§ Mr. Wigley
To ask the Secretary of State for Social Security how many individual cases have been reviewed under the Benefit Integrity Project; how many of these cases have now been concluded; of the cases concluded, in how many instances benefit has been(a) terminated and (b) reduced; and if she will make a statement. 
§ Mr. Denham
The Benefit Integrity Project aims to ensure that those in receipt of Disability Living Allowance are entitled to it. While it is right to check that people are receiving the correct amount of benefit, we are determined that those checks should be undertaken as sensitively as possible. Also, we must ensure that all decisions taken as a result of the project are right. We have, therefore, acted to introduce an extra safeguard to improve the quality of, and the confidence in, benefit decisions made by the project.427W
The administration of the Benefit Integrity Project is a matter for Peter Mathison, the Chief Executive of the Benefits Agency. He will write to the right hon. Member.

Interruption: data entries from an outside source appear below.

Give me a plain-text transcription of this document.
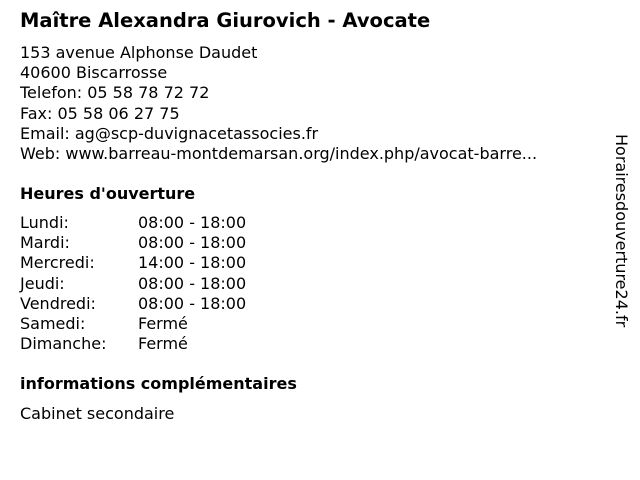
Maître Alexandra Giurovich - Avocate
153 avenue Alphonse Daudet
40600 Biscarrosse
Telefon: 05 58 78 72 72
Fax: 05 58 06 27 75
Email: ag@scp-duvignacetassocies.fr
Web: www.barreau-montdemarsan.org/index.php/avocat-barre...
Heures d'ouverture
Lundi:	08:00 - 18:00
Mardi:	08:00 - 18:00
Mercredi:	14:00 - 18:00
Jeudi:	08:00 - 18:00
Vendredi:	08:00 - 18:00
Samedi:	Fermé
Dimanche: Fermé
informations complémentaires
Cabinet secondaire
Horairesdouverture24.fr
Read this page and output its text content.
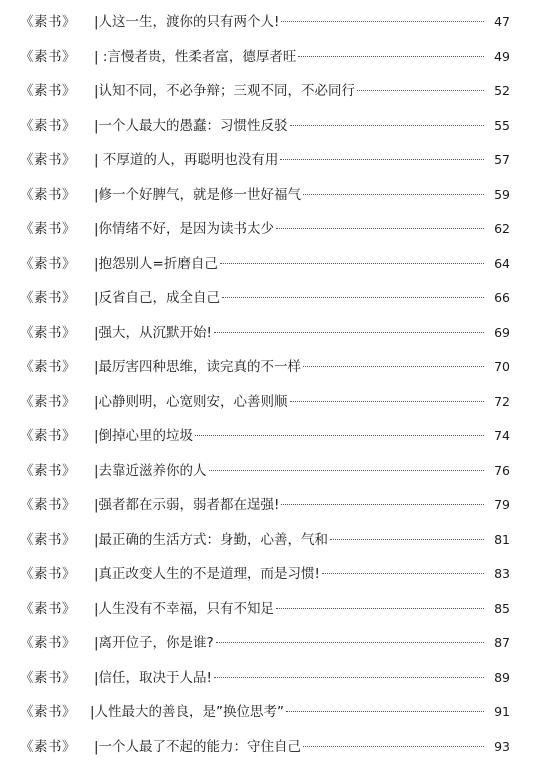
《素书》 |人这一生，渡你的只有两个人!	47
《素书》 | :言慢者贵，性柔者富，德厚者旺	49
《素书》 |认知不同，不必争辩；三观不同，不必同行	52
《素书》 |一个人最大的愚蠢：习惯性反驳	55
《素书》 | 不厚道的人，再聪明也没有用	57
《素书》 |修一个好脾气，就是修一世好福气	59
《素书》 |你情绪不好，是因为读书太少	62
《素书》 |抱怨别人=折磨自己	64
《素书》 |反省自己，成全自己	66
《素书》 |强大，从沉默开始!	69
《素书》 |最厉害四种思维，读完真的不一样	70
《素书》 |心静则明，心宽则安，心善则顺	72
《素书》 |倒掉心里的垃圾	74
《素书》 |去靠近滋养你的人	76
《素书》 |强者都在示弱，弱者都在逞强!	79
《素书》 |最正确的生活方式：身勤，心善，气和	81
《素书》 |真正改变人生的不是道理，而是习惯!	83
《素书》 |人生没有不幸福，只有不知足	85
《素书》 |离开位子，你是谁?	87
《素书》 |信任，取决于人品!	89
《素书》 |人性最大的善良，是”换位思考”	91
《素书》 |一个人最了不起的能力：守住自己	93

Letter from Peter Mathison to Mr. Dafydd Wigley, dated 5 May 1998:The Secretary of State for Social Security has asked me to reply to your recent Parliamentary Question asking how many individual cases have been reviewed under the Benefit Integrity Project, how many of these cases have now been concluded: of the cases concluded, in how many instances benefit has been (a) terminated and (b) reduced, and if she will make a statement.The BIP is looking again at designated DLA beneficiaries' current care and mobility needs. Information is collected through a programme of visits and postal enquiries. Selection of customers to receive either a visit or a postal enquiry is done monthly, on a random basis, by computer scan. The customers involved are those with awards of the higher rate of the mobility component combined with either the highest or the middle rate of the care component. During the period covered by the BIP, some time restricted awards in the above categories have expired and fallen due for renewal. They would have been subject to re-examination in the normal way.As at 31 January 1998, under the Benefit Integrity Project, a total of 159,846 cases (including 25,365 renewal cases) have been selected to receive either a visit or a postal questionnaire or, in the case of renewal cases, have been identified as requiring further evidence. As at 31 January 1998, 54,839 cases have been concluded. Of these, 1,299 have resulted in an increase in benefit, 42,730 have remained unchanged, 6,884 have resulted in a reduction in benefit and 3,926 have resulted in benefit being stopped. The total included 10,811 renewal cases of which 334 resulted in an increase in benefit, 5,601 remained unchanged, 2,907 resulted in a reduction in benefit and 1,969 resulted in benefit being stopped.A monthly statistical report can be found in the House of Commons Library.I hope that you find this reply helpful.